Originally published in the November issue of the Notes on Antiracism, Justice, and Equity newsletter.
Since 1990, the U.S. has designated November as Native American Heritage Month (also known as National American Indian and Alaska Native Heritage Month) to honor the original inhabitants of our nation and their descendants. This month is an opportunity for us to recognize and learn about the history, rich culture, and life-sustaining knowledge of Indigenous communities. We owe much to the tribal communities that have experienced centuries of oppression and broken promises leading to generations of poverty, incarceration, and other poor outcomes.
This year, we are commemorating Native American Heritage Month in several ways. The University of Minnesota recently announced an expansion of the Minnesota Native American Promise Tuition program, giving undergraduates from Minnesota tribes access to free or discounted tuition. In the School of Public Health (SPH), we will be holding events to learn more about land acknowledgments (see below for information about the new SPH-specific land acknowledgement) and indigenizing public health, meaning to adapt public health to the ways and customs of those who first lived here and cared for the land. In addition, the Public Health Administration and Policy MPH American Indian scholarship program, launched last summer, continues to support Indigenous students.

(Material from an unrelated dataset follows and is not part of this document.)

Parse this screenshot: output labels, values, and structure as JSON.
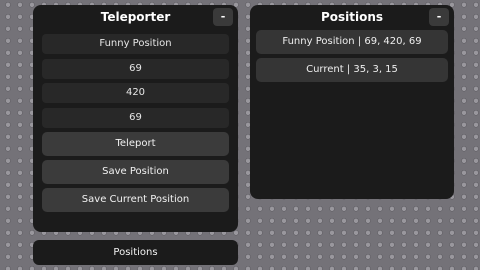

While these milestones are exciting and should be celebrated, there is still work to be done. Scholarships and acknowledgements do not erase or repair the damage inflicted by colonization, displacement, or genocide. As a school, we will continue to look for ways to partner with and support Indigenous people and communities. We invite you all to continue this journey with us, learning, unlearning, deconstructing, and rebuilding a better, more just future.